Endlich reckte Rupert die Daumen nach oben, und sie tauchten gemeinsam auf und brachten den Drachenkopf wieder an die Luft. Jannit wartete mit einer großen Schlinge aus Segeltuch, die sie rasch unter dem Kopf durchzog, damit er nicht wieder untertauchte.

»Gut gemacht, Jungs«, sagte sie und bettete Kopf und Hals des Drachen behutsam auf ihren einzigen Perserteppich, den sie neben dem Cut als Unterlage ausgebreitet hatte.

Jenna sah zu. Sie hatte es abgelehnt, Septimus und Feuerspei in den Zaubererturm zurück zu begleiten. Und so hatte Septimus, der ohne Navigatorin nicht fliegen wollte, den Drachen durch die Straßen geführt und überall großes Aufsehen erregt.

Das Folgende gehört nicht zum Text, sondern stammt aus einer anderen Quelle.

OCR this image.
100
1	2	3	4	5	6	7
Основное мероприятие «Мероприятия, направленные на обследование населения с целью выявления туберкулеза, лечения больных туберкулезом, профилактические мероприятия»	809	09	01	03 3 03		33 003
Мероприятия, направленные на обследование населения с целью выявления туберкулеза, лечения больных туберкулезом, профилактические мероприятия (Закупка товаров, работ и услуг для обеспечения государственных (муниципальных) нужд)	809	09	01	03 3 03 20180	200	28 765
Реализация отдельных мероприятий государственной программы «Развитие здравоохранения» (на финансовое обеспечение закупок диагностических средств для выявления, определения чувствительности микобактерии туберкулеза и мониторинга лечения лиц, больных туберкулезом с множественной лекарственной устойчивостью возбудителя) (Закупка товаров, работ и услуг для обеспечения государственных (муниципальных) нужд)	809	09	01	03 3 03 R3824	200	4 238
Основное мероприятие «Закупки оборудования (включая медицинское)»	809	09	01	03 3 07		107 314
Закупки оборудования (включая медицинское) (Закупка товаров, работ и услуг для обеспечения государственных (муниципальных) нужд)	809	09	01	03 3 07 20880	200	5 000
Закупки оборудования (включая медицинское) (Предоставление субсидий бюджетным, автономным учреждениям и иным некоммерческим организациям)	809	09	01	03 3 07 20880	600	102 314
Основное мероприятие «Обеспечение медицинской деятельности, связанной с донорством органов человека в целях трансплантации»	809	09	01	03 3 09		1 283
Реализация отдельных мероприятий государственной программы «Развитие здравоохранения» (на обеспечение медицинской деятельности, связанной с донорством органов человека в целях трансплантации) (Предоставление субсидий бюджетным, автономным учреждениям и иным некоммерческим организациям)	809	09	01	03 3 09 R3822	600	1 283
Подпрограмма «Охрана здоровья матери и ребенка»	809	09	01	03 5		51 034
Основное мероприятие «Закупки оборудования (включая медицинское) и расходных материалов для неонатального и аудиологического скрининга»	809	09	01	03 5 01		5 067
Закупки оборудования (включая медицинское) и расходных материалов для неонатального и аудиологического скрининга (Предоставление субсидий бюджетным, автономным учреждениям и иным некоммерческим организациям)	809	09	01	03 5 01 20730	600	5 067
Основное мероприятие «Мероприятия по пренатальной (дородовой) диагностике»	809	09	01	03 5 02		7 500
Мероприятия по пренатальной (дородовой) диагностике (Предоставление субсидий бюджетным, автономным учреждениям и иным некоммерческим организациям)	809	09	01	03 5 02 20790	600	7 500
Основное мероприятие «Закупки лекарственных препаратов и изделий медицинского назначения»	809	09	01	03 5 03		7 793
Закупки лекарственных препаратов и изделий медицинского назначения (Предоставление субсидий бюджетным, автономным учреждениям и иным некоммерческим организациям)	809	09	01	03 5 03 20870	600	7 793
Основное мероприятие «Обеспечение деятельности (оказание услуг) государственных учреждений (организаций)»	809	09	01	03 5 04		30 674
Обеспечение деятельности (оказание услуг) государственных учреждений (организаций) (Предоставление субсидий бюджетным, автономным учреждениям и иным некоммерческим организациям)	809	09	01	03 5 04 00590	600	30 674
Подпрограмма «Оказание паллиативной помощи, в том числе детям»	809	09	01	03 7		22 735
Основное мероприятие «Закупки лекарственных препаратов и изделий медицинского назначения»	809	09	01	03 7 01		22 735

Jenna kniete sich neben den schlammverschmierten Kopf des Drachen und suchte nach Lebenszeichen, aber sie fand keine. Der Kopf lag reglos da, und die Augen waren fest geschlossen. Behutsam wischte sie mit dem Saum ihres Kleides den Schlamm von den goldenen Ohren und den grünen schuppigen Augenlidern. Sie sprach zu dem Drachen, wie sie es immer getan hatte, doch er gab keine Antwort. Er blieb still.

Jannit hockte sich hin und musterte den Kopf mit sachkundigem Blick. Zeichen von Beschädigungen waren nicht zu erkennen, aber wie sollte sie das beurteilen? War das ein Boot oder ein Lebewesen? Und wenn es ein Lebewesen war, konnte es unter Wasser atmen? Und wenn nicht, war es ertrunken? Oder war es von dem Donnerblitz getötet worden? Sie schüttelte den Kopf. Sie wusste nicht weiter.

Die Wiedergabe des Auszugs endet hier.